2.           Amendment to Definition.  The following defined term as reflected in Section 1.01 of the Credit Agreement shall be, and hereby is, deleted in its entirety and replaced by the definition reflected below inserted, in alphabetical order, for such defined term:

“ “Loan Termination Date” means the earliest to occur of the following:  (a) November 17, 2010, (b) the date the Obligations are accelerated pursuant to this Agreement or the Revolving Note and (c) the date the Bank has received (i) notice in writing from the Borrower of the Borrower’s election to terminate this Agreement or the Revolving Note or (ii) indefeasible payment in full of the Obligations.”

3.           Additional Definition.       The Parties agree that the following defined term shall be inserted, in alphabetical order, in Section 1.01 of the Credit Agreement.

“ “Floor” means four and one-fourth percent (4.25%) per annum.”

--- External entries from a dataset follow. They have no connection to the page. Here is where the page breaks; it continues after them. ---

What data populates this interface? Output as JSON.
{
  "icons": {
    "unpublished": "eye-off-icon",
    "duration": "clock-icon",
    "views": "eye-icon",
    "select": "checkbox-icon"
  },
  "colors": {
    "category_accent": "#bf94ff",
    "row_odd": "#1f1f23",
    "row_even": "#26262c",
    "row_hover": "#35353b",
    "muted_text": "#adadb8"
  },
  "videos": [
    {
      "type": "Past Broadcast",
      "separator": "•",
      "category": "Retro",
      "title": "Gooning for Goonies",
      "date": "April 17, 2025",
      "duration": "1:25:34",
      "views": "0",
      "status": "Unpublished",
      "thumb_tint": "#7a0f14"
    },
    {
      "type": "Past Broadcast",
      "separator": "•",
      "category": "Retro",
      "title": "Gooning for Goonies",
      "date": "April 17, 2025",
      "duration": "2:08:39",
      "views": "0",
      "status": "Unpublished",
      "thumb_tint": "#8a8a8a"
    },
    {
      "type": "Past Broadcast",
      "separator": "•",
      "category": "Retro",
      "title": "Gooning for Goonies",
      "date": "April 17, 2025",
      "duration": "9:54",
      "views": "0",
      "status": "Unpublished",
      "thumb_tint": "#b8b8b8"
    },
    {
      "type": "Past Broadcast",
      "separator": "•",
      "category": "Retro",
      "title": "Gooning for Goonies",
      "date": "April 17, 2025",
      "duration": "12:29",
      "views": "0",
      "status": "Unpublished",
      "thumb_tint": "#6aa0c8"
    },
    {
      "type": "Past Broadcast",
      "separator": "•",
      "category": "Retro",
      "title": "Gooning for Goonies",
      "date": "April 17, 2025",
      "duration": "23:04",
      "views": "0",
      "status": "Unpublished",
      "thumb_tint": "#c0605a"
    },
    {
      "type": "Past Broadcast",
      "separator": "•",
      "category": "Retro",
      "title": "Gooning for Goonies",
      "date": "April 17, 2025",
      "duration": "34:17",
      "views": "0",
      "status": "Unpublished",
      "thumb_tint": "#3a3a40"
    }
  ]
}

4.           Amendment to Section 2.01 of Credit Agreement.   The Parties agree that Section 2.01 of the Credit Agreement shall be, and hereby is, as of the date hereof, deleted in its entirety and replaced with the following:

“Section 2.01  Revolving Credit.  The Bank agrees on the terms and conditions hereinafter set forth, to make loans (the “Loans”) to the Borrower from time to time during the period from the Effective Date of this Agreement up to, but not including, the Loan Termination Date in an aggregate principal amount not to exceed at any time outstanding Seven Million Five Hundred Thousand and No/100ths Dollars ($7,500,000.00) (the “Commitment”) upon delivery by the Borrower to the Bank of a telephonic or written borrowing request relating thereto in a form reasonably acceptable to the Bank pursuant to the terms and provisions of this Agreement.  Within the limits of the Commitment, the Borrower may borrow, prepay and reborrow under this Section 2.01.  The Bank’s obligation to make Loans hereunder shall be subject to the Borrower’s satisfaction of the Conditions Precedent.  It is the intention of the parties that the outstanding balance of the Revolving Note shall not exceed the Commitment, and if at any time said balance exceeds the Commitment, the Borrower shall forthwith pay the Bank sufficient funds to reduce the balance of the Revolving Note until it is in compliance with this requirement.  The Borrower may elect to terminate the Revolving Note at any time, without penalty, upon written notice to the Bank.  In the event the Borrower so elects to terminate the Revolving Note, the aggregate principal amount of the Revolving Note outstanding, together with any accrued and unpaid interest thereon, as well as any other amounts due the Bank pursuant to any of the other Loan Documents, shall be due and payable to the Bank on the date of such election, if not sooner paid and the Revolving Note shall be deemed for all purposes terminated and the Bank shall have no further or additional obligation to loan funds to the Borrower pursuant to the terms and provisions of this Agreement.”

 
 

 

5.           Amendment to Section 2.03 of Credit Agreement.   The Parties agree that Section 2.03 of the Credit Agreement shall be, and hereby is, as of the date hereof, deleted in its entirety and replaced with the following:

“Section 2.03.  Interest.  The Borrower shall pay interest to the Bank on the outstanding and unpaid principal amount of the Loans made hereunder at a rate per annum equal to the Prime Rate, adjusted on a daily basis, plus twenty-five (25) basis points, prior to acceleration or maturity; provided, however, the interest rate applicable to the Loans shall not at any time be less than the Floor.  Interest shall be calculated on the basis of a year of three hundred sixty (360) days for the actual number of days elapsed.  All accrued and unpaid interest relating to the activity for the preceding calendar quarter shall be paid in immediately available funds on the first day of each calendar quarter (commencing January 1, 2009 and on every January 1, April 1, July 1, and October 1, thereafter).  All payments of principal and interest made hereunder, whether during the term hereof or upon the stated maturity of the Loans, shall be made at the Principal Office.  Following and during the continuation of an Event of Default, any principal amount and accrued, but unpaid interest shall bear interest at a rate per annum equal at all times to the Prime Rate, in effect from time to time, plus six hundred (600) basis points.”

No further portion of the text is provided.